4 skinless, boneless chicken breasts
2 T chopped shallots
10 oz sliced fresh mushrooms
1/2 cup Marsala wine
1 can chicken stock, reduced to 3/4 cup
2/3 cup heavy cream
5 T butter
2 T extra-virgin olive oil
flour for dredging
1/4 tsp salt
1/8 tsp pepper
spaghetti, cooked according to package directions (I like to use Angel Hair Pasta)
Preheat oven to 200 degrees.
Bring broth to a boil in a 2-qt saucepan over high heat, then boil, uncovered, until reduced to about 3/4 cup, about 20 minutes.

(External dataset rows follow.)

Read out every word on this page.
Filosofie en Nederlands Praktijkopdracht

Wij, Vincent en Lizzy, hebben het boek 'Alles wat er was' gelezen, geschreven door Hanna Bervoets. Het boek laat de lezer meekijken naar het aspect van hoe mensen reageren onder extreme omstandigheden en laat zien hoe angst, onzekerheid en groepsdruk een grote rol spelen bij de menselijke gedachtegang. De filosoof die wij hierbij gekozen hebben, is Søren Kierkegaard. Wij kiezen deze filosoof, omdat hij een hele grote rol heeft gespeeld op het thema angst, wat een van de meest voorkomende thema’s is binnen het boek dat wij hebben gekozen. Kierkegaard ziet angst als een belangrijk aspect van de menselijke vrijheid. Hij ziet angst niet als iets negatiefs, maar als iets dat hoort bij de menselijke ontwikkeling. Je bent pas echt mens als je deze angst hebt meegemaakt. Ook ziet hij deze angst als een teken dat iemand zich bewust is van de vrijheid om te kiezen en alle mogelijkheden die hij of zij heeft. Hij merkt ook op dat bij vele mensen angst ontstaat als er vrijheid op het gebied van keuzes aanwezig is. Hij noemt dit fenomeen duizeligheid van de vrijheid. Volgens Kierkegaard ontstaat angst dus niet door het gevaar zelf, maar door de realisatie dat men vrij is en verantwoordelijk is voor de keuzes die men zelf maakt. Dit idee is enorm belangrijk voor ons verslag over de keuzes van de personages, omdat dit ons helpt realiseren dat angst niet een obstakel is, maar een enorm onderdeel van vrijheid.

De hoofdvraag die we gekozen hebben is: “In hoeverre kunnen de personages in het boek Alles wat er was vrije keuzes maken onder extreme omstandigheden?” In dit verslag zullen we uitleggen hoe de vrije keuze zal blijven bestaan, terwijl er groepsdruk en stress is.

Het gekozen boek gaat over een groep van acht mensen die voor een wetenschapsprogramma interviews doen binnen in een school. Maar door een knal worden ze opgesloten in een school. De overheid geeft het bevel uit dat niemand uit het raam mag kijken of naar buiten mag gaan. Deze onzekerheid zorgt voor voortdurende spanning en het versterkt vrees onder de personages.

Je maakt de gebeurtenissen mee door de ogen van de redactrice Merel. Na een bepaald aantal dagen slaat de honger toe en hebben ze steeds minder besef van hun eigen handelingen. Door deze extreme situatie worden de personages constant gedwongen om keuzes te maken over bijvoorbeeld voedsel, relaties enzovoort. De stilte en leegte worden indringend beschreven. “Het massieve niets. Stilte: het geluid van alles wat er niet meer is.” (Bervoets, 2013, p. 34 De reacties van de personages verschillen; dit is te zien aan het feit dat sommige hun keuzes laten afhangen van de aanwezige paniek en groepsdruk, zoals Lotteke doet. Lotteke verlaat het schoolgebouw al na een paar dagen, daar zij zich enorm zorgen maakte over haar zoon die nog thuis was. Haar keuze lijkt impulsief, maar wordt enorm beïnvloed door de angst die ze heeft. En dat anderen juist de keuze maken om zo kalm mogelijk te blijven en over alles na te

Cook shallots in 3 T butter in 8- to 10-inch heavy skillet over moderate heat, stirring, until shallots begin to turn golden, about 1 minute.
Add mushrooms, salt and pepper and cook stirring occasionally until the liquid that the mushrooms give off is evaporated and mushrooms begin to brown, 6 to 8 minutes.
Remove from heat. Set aside.
Put dredging flour in wide shallow bowl.
Gently pound chicken to 1/4" thick between sheets of wax paper.
Pat chicken dry and season with salt and pepper, then dredge in flour, 1 piece at a time, shaking off excess.
Heat 1 T each of oil and butter in 10-inch heavy skillet over moderately high heat until foam subsides, then saute half of the chicken, turning over once, until golden and just cooked through, about 4 minutes total.
Transfer cooked chicken to large heatproof platter then put platter in oven to keep warm.
Wipe out skillet with paper towels and cook remaining chicken in same manner, then transfer to oven.
Add wine to skillet and boil over high heat, stirring and scraping up brown bits, about 30 seconds.
Add reduced broth, cream and mushrooms, then simmer, stirring occasionally, until sauce is thickened, 6 to 8 minutes.
Serve with chicken over cooked spaghetti and pass sauce separately for each person to add on top of chicken.